L’avis d’Emmanuel
Empédocle, Pétrone, Alain Le Gentil, Capitaine Kid…Que leur nom soit devenu célèbre ou qu’il soit aujourd’hui complètement oublié, tous les personnages ci-dessus (ainsi que tous les autres dont il est question dans Vies imaginaires) ont existé (au moins en esprit). Ce que l’on en sait, les maigres traces objectives de leurs existences, est cependant tellement ténu qu’il n’y aurait rien à en dire selon les critères de bonne pratique cités en introduction. Quel intérêt peut-il alors bien y avoir à s’évertuer à écrire le contenu de ces vies inconnues ?Si l’on en croit la préface écrite par l’auteur lui-même, rien moins que la quête de la substance de l’art et de l’imagination. Car les enveloppes chatoyantes mais vides que constituent le patronyme, la « qualité » et la période à laquelle ont vécu ces illustres inconnus constituent pour l’esprit malicieux et imaginatif de Marcel Schwob une sorte d’anneau dont les griffes encore ouvertes ne demanderaient qu’à accueillir le joyau scintillant que l’auteur aurait façonné pour lui, de manière à en faire un bijou unique et splendide.

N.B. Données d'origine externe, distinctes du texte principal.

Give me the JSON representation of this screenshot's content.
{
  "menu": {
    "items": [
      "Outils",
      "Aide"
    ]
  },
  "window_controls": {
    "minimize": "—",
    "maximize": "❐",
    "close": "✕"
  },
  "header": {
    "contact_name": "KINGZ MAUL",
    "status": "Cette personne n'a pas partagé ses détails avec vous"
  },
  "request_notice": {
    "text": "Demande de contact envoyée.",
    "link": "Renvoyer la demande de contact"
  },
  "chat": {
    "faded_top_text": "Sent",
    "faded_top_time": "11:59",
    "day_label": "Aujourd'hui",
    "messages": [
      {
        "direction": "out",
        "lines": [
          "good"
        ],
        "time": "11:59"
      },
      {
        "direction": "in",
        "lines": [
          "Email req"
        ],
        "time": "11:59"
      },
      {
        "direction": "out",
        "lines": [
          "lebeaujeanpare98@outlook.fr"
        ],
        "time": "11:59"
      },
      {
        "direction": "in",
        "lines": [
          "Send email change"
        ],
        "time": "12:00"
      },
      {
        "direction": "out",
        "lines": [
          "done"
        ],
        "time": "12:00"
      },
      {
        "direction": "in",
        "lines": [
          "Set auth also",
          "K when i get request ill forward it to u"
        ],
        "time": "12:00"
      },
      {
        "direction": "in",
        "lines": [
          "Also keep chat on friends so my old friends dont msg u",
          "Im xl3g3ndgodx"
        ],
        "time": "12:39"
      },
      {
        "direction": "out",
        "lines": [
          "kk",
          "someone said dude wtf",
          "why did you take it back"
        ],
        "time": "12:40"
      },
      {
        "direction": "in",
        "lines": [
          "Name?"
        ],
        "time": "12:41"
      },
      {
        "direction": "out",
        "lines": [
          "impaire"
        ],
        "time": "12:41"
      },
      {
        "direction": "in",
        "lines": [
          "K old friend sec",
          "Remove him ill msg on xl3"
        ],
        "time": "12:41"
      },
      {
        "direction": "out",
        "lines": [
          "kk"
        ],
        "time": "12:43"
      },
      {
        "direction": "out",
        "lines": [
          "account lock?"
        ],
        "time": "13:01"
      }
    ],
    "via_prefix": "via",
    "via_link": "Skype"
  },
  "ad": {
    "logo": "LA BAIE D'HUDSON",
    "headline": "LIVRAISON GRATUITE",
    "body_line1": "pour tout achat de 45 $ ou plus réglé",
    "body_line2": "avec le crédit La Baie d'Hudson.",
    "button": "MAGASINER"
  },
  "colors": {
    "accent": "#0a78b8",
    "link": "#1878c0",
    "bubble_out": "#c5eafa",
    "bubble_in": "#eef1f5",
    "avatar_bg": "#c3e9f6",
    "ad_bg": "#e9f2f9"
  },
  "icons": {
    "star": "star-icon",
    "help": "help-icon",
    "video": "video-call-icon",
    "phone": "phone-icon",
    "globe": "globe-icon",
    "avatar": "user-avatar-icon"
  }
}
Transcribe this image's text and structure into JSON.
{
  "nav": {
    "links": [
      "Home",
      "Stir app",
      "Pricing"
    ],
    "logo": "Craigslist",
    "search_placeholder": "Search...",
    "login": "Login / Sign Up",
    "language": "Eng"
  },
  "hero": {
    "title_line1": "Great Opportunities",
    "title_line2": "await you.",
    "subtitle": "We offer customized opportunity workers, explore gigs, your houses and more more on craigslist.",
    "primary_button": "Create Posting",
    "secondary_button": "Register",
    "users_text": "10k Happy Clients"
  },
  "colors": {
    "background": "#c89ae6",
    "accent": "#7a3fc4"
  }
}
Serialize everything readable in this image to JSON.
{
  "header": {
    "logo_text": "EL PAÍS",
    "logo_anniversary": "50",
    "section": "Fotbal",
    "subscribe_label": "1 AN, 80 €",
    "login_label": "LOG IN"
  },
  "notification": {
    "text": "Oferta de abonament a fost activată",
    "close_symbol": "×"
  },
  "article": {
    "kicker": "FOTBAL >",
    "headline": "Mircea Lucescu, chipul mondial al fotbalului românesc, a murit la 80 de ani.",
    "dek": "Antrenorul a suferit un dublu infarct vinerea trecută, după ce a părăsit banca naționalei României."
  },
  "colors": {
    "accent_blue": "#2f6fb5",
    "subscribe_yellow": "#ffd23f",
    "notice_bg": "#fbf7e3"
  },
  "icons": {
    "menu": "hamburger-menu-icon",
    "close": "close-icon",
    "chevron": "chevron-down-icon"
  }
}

Courtes formesLes vies des uns et des autres sont ainsi racontées avec d’autant plus de liberté par rapport à l’histoire que celle-ci a été avare de sources objectives. Et un maître mot d’ordre : le détail avant tout. Car c’est pour Schwob cet élément qui donne leur singularité et leur épaisseur aux existences. Chaque vie est donc dense et consistante, pleine, mais en même temps presque anecdotique : ce ne sont pas les accomplissements qui comptent, mais bien l’existence que les personnages ont menée, au sens propre : leurs fréquentations, leurs quotidiens, leurs errances…Bien sûr, on pourrait craindre qu’un tel programme conduise à l’anecdote, avec pour question corolaire, celle consistant à se demander s’il y a vraiment un intérêt à tenter d’imaginer les vies de personnages que la toute puissante (et toujours judicieuse) pression de l’histoire a laissé sur le bord de la route. Hors il n’en n’est rien. D’une part la fantaisie autant que la langue de Schwob rendent délectables ces vies que l’on apprécie bien plus (et fort logiquement) comme des nouvelles de fiction que comme des récits aux bases réelles. Surtout, la longueur des textes est particulièrement bien dosée : entre 5 et 10 pages pour la plupart, juste ce qu’il faut pour suffisamment développer les événements majeurs qui donnent leur épaisseur à ces vies imaginaires, mais sans tomber dans le travers de l’étirement infini de la narration qu’aurait sans doute appelé un récit plus détaillé.
A lire ou pas ?Au total, ces Vies imaginaires présentent un double attrait : celui d’avoir constitué une étape importante dans l’histoire de la littérature et celui de demeurer un livre plaisant et facile à lire. La quatrième de couverture de l’édition que j’ai lu (un de ces satanés GF Flammarion) commence ainsi : « De Borges à Pierre Michon, nombreux sont les auteurs qui, au XXe siècle, ont écrit à l’enseigne des Vies imaginaires. » Après avoir découvert l’œuvre de Schwob, je ne peux que souscrire à cette assertion. Sans m’être replongé récemment dans l’œuvre de Borges, il me semble effectivement que nombre de ses nouvelles répondent à des constructions ou des principes similaires, telle la fameuse Funes ou la mémoire. D’autres ouvrages doivent probablement un tribut plus grand encore à ce petit recueil de Schwob. C’est je pense le cas d’un roman de Jack London que le hasard a placé sur ma route il y a quelques semaines et dont je vous parlerai probablement sans tarder.